Ingest Common Data Model (via Manifest) as Parquet

Copy data from Azure Data Lake Storage Gen2 in Common Data Model (CDM) format, using a Manifest, to Parquet format in Azure Data Lake Storage Gen2.

Category: Ingest to Lakehouse | Tags: Ingestion

To use this activity within the API, use an ActivityCode of ADLS-CDM-MANIFEST-ADLS.

Available Connections

SourceConnection:

TargetConnection:

Example JSON

An example of what the Task Config would look like for a task using this activity. Some of these variables would be set at the group level to avoid duplication between tasks.

{
"SourceConnection": "MY-SOURCE-CONN",
"CDMContainer": "",
"CDMManifestFolderPath": "",
"CDMManifestFileName": "",
"CDMEntity": "",
"DataLakeSystemFolder": "my_folder",
"DataLakeDatasetFolder": "data",
"TargetConnection": "MY-TARGET-CONN",
"DeltaSchemaName": "example_schema",
"DeltaTableName": "my_table"
}

Variable Reference

The following variables are supported:

  • CDMContainer (Required) - Container name of the CDM folder.

  • CDMEntity (Required) - Name of the entity defined in the Model.json file or manifest.

  • CDMFolderPath (Optional) - Root folder location of CDM folder.

  • CDMManifestFileName (Required) - Name of the manifest file. Default value is 'default'.

  • CDMManifestFolderPath (Required) - Folder path of the entity within the root folder.

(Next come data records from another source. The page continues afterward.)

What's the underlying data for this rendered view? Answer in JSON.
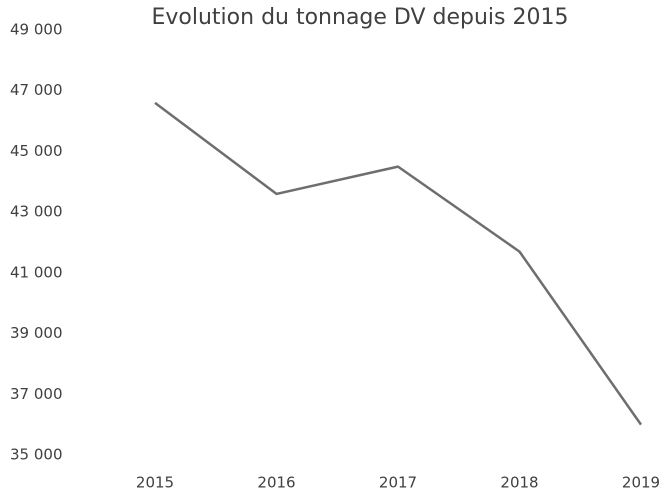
{
  "chart_data": {
    "type": "line",
    "title": "Evolution du tonnage DV depuis 2015",
    "categories": [
      "2015",
      "2016",
      "2017",
      "2018",
      "2019"
    ],
    "series": [
      {
        "name": "Tonnage DV",
        "color": "#6e6e6e",
        "values": [
          46600,
          43600,
          44500,
          41700,
          36000
        ]
      }
    ],
    "ylim": [
      35000,
      49000
    ],
    "yticks": [
      {
        "value": 35000,
        "label": "35 000"
      },
      {
        "value": 37000,
        "label": "37 000"
      },
      {
        "value": 39000,
        "label": "39 000"
      },
      {
        "value": 41000,
        "label": "41 000"
      },
      {
        "value": 43000,
        "label": "43 000"
      },
      {
        "value": 45000,
        "label": "45 000"
      },
      {
        "value": 47000,
        "label": "47 000"
      },
      {
        "value": 49000,
        "label": "49 000"
      }
    ],
    "grid": false
  }
}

  • DataLakeDatasetFolder (Required) - Name of the folder in the Data Lake containing the dataset.

  • DataLakeSystemFolder (Required) - Name of the parent (System) folder in the Data Lake containing the dataset.

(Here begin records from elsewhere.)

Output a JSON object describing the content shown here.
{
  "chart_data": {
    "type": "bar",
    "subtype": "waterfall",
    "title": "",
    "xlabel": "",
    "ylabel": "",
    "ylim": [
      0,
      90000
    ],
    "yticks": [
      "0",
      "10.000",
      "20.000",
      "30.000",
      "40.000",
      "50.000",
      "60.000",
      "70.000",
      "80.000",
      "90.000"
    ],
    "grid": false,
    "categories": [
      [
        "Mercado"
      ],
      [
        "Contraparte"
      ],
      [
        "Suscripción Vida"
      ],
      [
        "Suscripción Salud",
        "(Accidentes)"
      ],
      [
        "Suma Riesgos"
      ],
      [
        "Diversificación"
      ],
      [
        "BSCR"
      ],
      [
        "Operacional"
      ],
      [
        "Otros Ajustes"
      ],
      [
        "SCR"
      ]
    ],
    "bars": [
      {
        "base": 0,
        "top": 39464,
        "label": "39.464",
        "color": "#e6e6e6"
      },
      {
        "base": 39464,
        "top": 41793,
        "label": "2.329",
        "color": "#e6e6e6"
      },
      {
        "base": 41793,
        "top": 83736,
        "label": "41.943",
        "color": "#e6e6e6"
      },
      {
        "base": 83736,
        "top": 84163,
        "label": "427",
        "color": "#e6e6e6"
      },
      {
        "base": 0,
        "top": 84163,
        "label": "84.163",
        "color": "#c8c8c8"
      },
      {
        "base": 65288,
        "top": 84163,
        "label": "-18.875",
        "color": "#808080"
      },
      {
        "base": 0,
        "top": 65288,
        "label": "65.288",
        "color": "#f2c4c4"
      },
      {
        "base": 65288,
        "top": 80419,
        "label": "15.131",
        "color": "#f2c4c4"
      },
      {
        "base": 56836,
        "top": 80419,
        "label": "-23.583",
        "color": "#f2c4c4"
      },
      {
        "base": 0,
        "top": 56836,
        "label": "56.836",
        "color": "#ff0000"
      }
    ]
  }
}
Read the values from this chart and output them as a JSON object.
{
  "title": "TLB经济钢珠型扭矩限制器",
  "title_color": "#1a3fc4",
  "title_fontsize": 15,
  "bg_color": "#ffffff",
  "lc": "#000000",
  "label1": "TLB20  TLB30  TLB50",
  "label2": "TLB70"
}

  • DeltaSchemaName (Optional) - The name of the Schema this transformation lives in.

  • DeltaTableName (Optional) - The name of the Table representing this transformation.

  • DIUsToUseForCopyActivity (Optional) - Specifies the powerfulness of the copy executor. Value can be between 2 and 256. When left at default, the Data Factory dynamically applies the optimal DIU setting based on the source-sink pair and data pattern.

  • ElevateToDelta (Optional) - Ingest directly to Lakehouse Table

  • IsFederated (Optional) - Makes task available to other Insight Factories within this organisation.

  • Links (Optional) - NULL

  • MaximumNumberOfAttemptsAllowed (Optional) - The total number of times the running of this Task can be attempted.

  • MinutesToWaitBeforeNextAttempt (Optional) - If a Task run fails, the number of minutes to wait before re-attempting the Task.

  • RetainHistory (Optional) - Should the raw files be saved to the History Container to preserve them?

    Show more details

    **Retain History? ** By default, this flag is set to the value assigned in the Configuration item SaveRawFilesToHistory (signalled by the double triangle brackets around the Configuration item name e.g. <<SaveRawFilesToHistory>>). This default behaviour can be overridden here.

  • SourceConnection (Required) - Source connection to use.

  • TargetConnection (Optional) - Target connection to use.